Notebooks and slides used for the Numpy mini-course at Princeton held November 15, 2018.
Python is a notoriously slow language, so why is it widely used by scientists and machine learning experts? In a numerically heavy task, an interpreted, dynamically typed environment can be thousands of times slower than a compiled, statically typed one, which can make the difference between minutes and days or between coarse models on small datasets and fine-grained models on large datasets. The trick is to drive compiled functions from the interpreted commandline, like R, and to frame your problem in array programming primitives, like Matlab, but in a general-purpose programming language with hundreds of thousands of extensions to glue to every conceivable interface.
In this workshop, we will examine the numerical processing ecosystem that has grown up around Python. The key library in this ecosystem is Numpy, which enables fast array programming, and Pandas, a convenient wrapper for organizing data. We will visualize data in and out of JupyterLab, a notebook front-end for exploratory analysis. We'll also work through examples of binding from C++ to Python with pybind11 and from Python to C++ with Cython, which have different strengths and use-cases. We'll also natively compile Python (C++ speeds without C++) using Numba and run code on GPUs with Numba (Python-like), CuPy (Numpy-like), and PyCUDA/PyOpenCL (raw CUDA/OpenCL).
Participants will be encouraged to bring a laptop or log into their favorite cluster to install the software we discuss here for later use. We will use conda and pip-in-conda, so superuser ("sudo") permissions are not required.
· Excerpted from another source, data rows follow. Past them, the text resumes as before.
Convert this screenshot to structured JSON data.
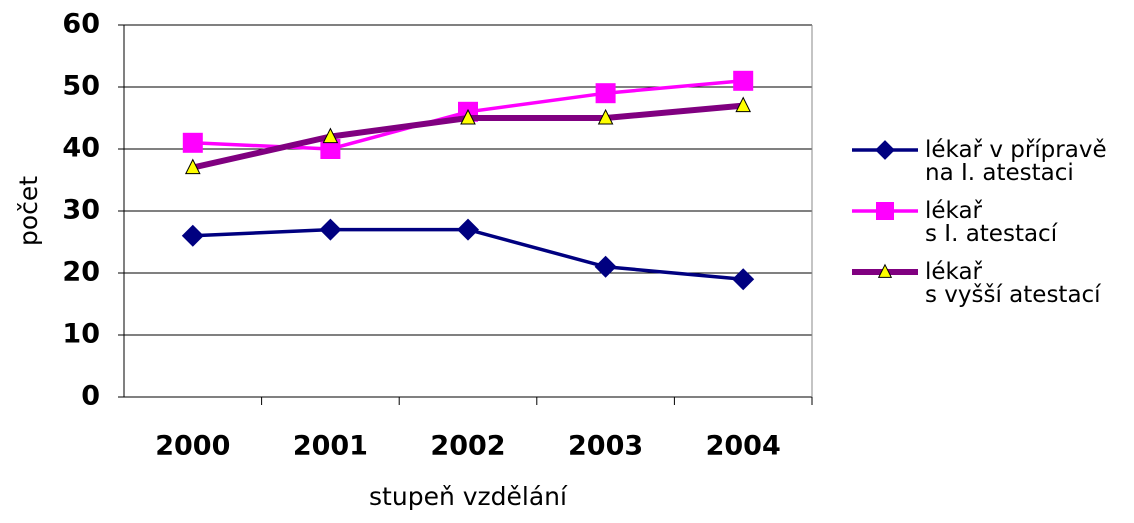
{
  "chart_data": {
    "type": "line",
    "categories": [
      "2000",
      "2001",
      "2002",
      "2003",
      "2004"
    ],
    "series": [
      {
        "name": "lékař v přípravě\nna I. atestaci",
        "color": "#000080",
        "marker": "diamond",
        "values": [
          26,
          27,
          27,
          21,
          19
        ]
      },
      {
        "name": "lékař\ns I. atestací",
        "color": "#ff00ff",
        "marker": "square",
        "values": [
          41,
          40,
          46,
          49,
          51
        ]
      },
      {
        "name": "lékař\ns vyšší atestací",
        "color": "#800080",
        "marker": "triangle",
        "marker_fill": "#ffff00",
        "values": [
          37,
          42,
          45,
          45,
          47
        ]
      }
    ],
    "xlabel": "stupeň vzdělání",
    "ylabel": "počet",
    "ylim": [
      0,
      60
    ],
    "yticks": [
      0,
      10,
      20,
      30,
      40,
      50,
      60
    ],
    "grid": true,
    "legend": "right"
  }
}
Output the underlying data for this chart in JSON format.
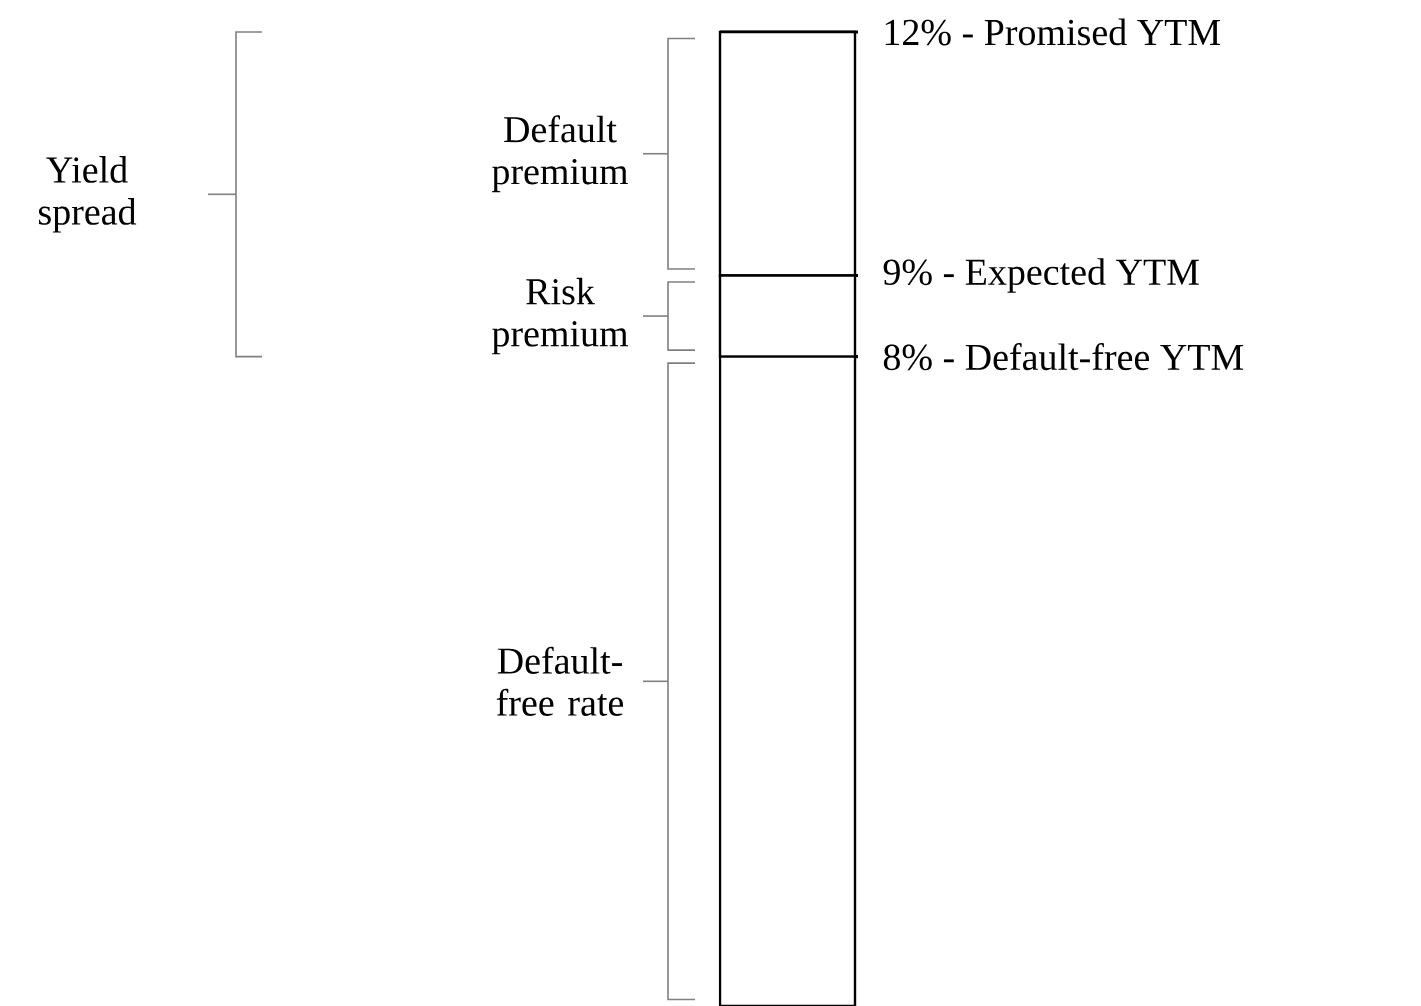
{
  "chart_data": {
    "type": "bar",
    "stacked": true,
    "categories": [
      null
    ],
    "series": [
      {
        "name": "Default-free rate",
        "color": "#ffffff",
        "values": [
          8
        ]
      },
      {
        "name": "Risk premium",
        "color": "#ffffff",
        "values": [
          1
        ]
      },
      {
        "name": "Default premium",
        "color": "#ffffff",
        "values": [
          3
        ]
      }
    ],
    "ylim": [
      0,
      12
    ],
    "yticks": [
      {
        "value": 12,
        "label": "12% - Promised YTM"
      },
      {
        "value": 9,
        "label": "9% - Expected YTM"
      },
      {
        "value": 8,
        "label": "8% - Default-free YTM"
      }
    ],
    "annotations": [
      "Yield spread"
    ]
  }
}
Jim Pivarski received his Ph.D. in high-energy particle physics from Cornell in 2006. He helped to commission the CMS experiment at the LHC and later switched to data science as a Big Data consultant. He is now back in physics, integrating computing techniques learned from industry into high-energy physics analysis.
General intention; we'll vary from this if there's good reason to do so.
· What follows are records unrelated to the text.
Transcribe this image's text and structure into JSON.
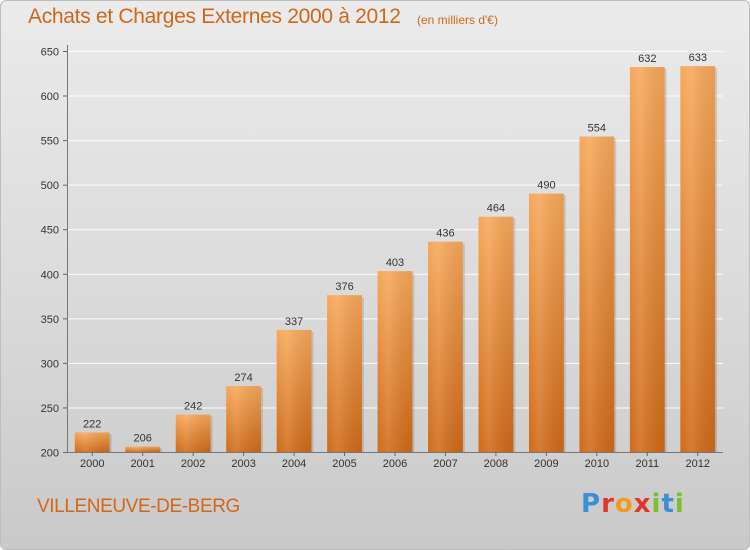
{
  "header": {
    "title": "Achats et Charges Externes 2000 à 2012",
    "subtitle": "(en milliers d'€)"
  },
  "footer": {
    "location": "VILLENEUVE-DE-BERG",
    "brand_logo_text": "Proxiti"
  },
  "colors": {
    "accent": "#d2671b",
    "bar_top": "#f7a85a",
    "bar_bottom": "#d06a18",
    "background_top": "#ebebeb",
    "background_bottom": "#c9c9c9"
  },
  "chart_data": {
    "type": "bar",
    "title": "Achats et Charges Externes 2000 à 2012",
    "subtitle": "(en milliers d'€)",
    "categories": [
      "2000",
      "2001",
      "2002",
      "2003",
      "2004",
      "2005",
      "2006",
      "2007",
      "2008",
      "2009",
      "2010",
      "2011",
      "2012"
    ],
    "values": [
      222,
      206,
      242,
      274,
      337,
      376,
      403,
      436,
      464,
      490,
      554,
      632,
      633
    ],
    "ylim": [
      200,
      650
    ],
    "yticks": [
      200,
      250,
      300,
      350,
      400,
      450,
      500,
      550,
      600,
      650
    ],
    "grid": true,
    "legend": "none"
  }
}
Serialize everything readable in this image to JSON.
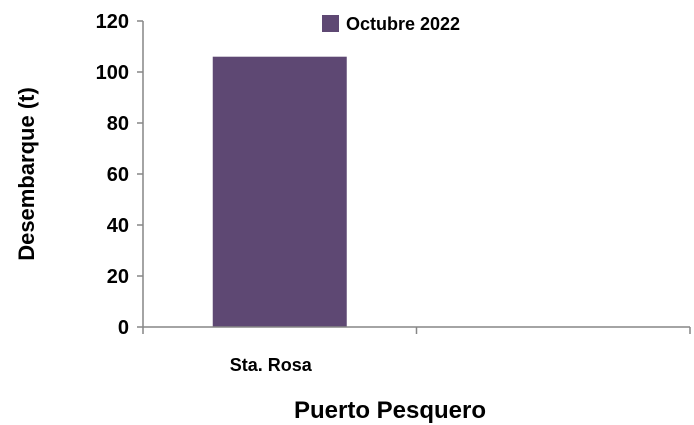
{
  "chart_data": {
    "type": "bar",
    "categories": [
      "Sta. Rosa",
      ""
    ],
    "series": [
      {
        "name": "Octubre 2022",
        "values": [
          106,
          null
        ],
        "color": "#5e4873"
      }
    ],
    "ylabel": "Desembarque (t)",
    "xlabel": "Puerto Pesquero",
    "ylim": [
      0,
      120
    ],
    "yticks": [
      0,
      20,
      40,
      60,
      80,
      100,
      120
    ],
    "grid": false,
    "legend_position": "top"
  }
}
(1) Check out this repository:
git clone https://github.com/jpivarski/python-numpy-mini-course.git
(2) Install Anaconda or Miniconda for Python 3. Using that, install Jupyter (Lab or Notebook; I prefer Lab):
conda install jupyterlab
Change directories into the repository and start Jupyter Lab or Notebook:
cd python-numpy-mini-course
jupyter lab # or notebook
Installations for the sessions are given at the top of each notebook, but if you want to install everything at once, instructions are collected below. Most of these are already bundled in the full Anaconda distribution.
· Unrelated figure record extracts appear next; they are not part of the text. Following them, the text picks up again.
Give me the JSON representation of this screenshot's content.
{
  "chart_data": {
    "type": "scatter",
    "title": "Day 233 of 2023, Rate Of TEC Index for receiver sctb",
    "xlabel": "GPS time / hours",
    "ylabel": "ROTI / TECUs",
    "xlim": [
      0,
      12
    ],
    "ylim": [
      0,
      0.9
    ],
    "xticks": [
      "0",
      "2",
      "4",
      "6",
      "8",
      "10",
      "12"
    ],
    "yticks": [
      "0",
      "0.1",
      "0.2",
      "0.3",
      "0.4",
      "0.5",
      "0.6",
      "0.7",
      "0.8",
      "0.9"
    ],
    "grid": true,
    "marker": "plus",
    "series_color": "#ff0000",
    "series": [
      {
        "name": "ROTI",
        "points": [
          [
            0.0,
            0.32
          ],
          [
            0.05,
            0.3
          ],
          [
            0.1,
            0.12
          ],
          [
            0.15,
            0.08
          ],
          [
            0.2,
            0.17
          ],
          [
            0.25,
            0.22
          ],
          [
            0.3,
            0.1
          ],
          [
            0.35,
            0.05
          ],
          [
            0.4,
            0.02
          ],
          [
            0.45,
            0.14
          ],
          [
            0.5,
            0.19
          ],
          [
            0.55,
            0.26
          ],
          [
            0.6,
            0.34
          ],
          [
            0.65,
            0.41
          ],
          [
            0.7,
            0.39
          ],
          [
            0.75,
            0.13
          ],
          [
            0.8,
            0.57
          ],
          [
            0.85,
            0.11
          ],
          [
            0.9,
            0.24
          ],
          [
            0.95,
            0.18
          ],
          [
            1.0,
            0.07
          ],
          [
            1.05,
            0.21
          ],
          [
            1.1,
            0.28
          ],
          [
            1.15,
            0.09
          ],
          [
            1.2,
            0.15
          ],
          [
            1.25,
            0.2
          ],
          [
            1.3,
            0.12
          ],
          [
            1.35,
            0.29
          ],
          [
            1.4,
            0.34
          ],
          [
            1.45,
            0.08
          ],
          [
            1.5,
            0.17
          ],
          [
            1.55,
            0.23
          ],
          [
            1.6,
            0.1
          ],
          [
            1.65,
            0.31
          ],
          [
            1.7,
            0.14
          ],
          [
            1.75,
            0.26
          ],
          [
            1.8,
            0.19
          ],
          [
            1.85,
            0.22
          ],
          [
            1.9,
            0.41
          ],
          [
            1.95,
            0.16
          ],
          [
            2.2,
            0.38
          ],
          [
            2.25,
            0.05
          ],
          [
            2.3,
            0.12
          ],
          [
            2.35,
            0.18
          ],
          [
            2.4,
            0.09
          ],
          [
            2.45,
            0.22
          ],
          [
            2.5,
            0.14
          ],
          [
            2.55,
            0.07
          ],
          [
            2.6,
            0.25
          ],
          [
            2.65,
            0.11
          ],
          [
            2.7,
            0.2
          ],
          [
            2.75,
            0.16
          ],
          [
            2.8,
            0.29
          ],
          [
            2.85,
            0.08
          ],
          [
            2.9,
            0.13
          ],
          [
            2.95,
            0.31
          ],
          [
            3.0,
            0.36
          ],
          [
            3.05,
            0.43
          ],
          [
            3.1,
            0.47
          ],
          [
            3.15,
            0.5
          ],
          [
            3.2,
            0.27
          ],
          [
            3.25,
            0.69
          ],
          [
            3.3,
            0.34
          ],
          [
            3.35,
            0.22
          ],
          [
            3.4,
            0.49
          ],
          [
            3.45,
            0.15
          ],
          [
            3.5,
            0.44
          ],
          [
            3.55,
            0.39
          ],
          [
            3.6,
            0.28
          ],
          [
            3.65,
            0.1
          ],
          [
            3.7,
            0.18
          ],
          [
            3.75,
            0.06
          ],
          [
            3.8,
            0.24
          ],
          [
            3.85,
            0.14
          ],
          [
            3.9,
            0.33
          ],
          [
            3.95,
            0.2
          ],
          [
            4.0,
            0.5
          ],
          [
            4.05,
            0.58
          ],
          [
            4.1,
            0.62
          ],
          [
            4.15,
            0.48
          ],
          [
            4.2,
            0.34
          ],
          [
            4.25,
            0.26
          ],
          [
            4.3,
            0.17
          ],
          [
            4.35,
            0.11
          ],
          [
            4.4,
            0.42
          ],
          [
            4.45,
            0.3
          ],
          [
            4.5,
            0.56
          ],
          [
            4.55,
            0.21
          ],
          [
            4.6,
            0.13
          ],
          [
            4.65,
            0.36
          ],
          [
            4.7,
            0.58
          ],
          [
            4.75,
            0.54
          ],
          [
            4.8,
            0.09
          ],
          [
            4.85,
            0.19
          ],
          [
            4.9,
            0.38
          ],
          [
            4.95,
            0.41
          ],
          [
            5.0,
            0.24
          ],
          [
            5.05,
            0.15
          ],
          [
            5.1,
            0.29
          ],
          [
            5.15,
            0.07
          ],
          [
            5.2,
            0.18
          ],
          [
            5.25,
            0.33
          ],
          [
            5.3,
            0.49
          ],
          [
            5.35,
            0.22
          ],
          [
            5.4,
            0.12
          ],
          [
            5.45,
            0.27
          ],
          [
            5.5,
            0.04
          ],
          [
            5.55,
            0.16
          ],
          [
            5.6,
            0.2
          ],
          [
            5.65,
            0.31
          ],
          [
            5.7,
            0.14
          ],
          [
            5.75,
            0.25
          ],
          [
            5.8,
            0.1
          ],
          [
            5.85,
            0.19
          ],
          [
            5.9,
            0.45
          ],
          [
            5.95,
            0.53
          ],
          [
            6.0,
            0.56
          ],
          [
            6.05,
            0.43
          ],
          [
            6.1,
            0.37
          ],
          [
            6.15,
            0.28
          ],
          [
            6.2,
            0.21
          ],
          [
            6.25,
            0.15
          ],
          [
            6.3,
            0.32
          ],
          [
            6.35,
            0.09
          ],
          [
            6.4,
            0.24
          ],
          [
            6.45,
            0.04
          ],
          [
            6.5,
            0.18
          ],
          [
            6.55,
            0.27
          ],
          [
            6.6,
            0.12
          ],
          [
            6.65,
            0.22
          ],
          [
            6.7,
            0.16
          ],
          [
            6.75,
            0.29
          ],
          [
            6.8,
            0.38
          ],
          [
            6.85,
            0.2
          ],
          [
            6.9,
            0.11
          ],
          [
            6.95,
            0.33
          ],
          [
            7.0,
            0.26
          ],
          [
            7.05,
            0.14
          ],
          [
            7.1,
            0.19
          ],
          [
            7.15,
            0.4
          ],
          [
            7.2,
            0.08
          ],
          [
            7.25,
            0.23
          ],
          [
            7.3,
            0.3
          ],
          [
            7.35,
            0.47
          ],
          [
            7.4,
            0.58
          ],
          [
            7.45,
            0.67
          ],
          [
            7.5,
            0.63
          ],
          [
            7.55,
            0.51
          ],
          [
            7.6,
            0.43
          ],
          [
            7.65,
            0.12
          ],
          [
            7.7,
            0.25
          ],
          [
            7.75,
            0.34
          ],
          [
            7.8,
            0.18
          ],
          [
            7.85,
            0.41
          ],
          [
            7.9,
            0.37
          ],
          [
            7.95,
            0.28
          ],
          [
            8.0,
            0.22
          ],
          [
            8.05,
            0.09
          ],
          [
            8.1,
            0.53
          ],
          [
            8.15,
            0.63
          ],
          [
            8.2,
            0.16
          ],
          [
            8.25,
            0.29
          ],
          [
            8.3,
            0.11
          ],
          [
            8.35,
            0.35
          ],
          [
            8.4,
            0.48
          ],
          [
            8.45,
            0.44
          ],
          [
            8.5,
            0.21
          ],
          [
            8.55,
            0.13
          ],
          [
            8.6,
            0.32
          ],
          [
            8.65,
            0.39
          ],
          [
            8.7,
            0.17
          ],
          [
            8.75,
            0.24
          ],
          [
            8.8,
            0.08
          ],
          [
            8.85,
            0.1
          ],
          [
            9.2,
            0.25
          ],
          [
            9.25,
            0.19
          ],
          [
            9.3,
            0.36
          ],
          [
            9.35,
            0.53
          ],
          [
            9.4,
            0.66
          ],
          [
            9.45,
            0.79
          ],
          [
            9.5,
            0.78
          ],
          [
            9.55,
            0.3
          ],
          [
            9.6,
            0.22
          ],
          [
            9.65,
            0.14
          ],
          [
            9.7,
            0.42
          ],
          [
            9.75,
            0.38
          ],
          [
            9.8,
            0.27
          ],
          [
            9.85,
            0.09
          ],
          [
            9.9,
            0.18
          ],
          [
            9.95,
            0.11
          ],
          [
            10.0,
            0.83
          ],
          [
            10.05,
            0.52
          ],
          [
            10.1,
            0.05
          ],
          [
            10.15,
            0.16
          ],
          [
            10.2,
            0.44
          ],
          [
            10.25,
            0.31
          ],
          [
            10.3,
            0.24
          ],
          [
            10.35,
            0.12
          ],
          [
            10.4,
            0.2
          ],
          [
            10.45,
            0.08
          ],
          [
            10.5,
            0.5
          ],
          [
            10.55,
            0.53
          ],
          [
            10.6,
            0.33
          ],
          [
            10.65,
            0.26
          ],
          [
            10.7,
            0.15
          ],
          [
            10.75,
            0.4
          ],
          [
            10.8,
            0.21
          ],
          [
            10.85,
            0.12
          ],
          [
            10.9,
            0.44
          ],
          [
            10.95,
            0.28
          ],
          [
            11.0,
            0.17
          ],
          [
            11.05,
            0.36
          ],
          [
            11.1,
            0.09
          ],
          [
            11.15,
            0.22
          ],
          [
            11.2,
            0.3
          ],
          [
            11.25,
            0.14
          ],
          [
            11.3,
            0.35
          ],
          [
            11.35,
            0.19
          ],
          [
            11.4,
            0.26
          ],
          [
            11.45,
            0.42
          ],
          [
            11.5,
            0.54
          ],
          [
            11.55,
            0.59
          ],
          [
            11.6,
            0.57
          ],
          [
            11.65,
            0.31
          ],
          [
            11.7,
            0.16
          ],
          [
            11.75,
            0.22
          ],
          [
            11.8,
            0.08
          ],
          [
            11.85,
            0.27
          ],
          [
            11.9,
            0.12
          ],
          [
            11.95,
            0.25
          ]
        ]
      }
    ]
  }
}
conda install numpy # 2-just-numpy
conda install pandas matplotlib # 4-pandas
conda install dask distrubted -c conda-forge # 5-dask
conda install numba cython # 6-compilers
Don't bother installing softare for the GPU session if you don't have an NVidia GPU with the CUDA development kit installed.
conda install cupy cudatoolkit # 7-gpu
export CFLAGS=-fpermissive
pip install --no-cache-dir pycuda
(3) General Python programming skills will be assumed (ability to read or write a page-long script without difficulty). Walk through an online tutorial if you need to brush up before the course.
Knowedge of the libraries presented here will not be assumed. Come and learn!
You'll get the most out of the course if you follow along in the blank notebooks in the master branch of this repository. However, if you're returning to look up a result, pre-evaluated copies of all the notebooks can be found on the evaluated branch of this repository.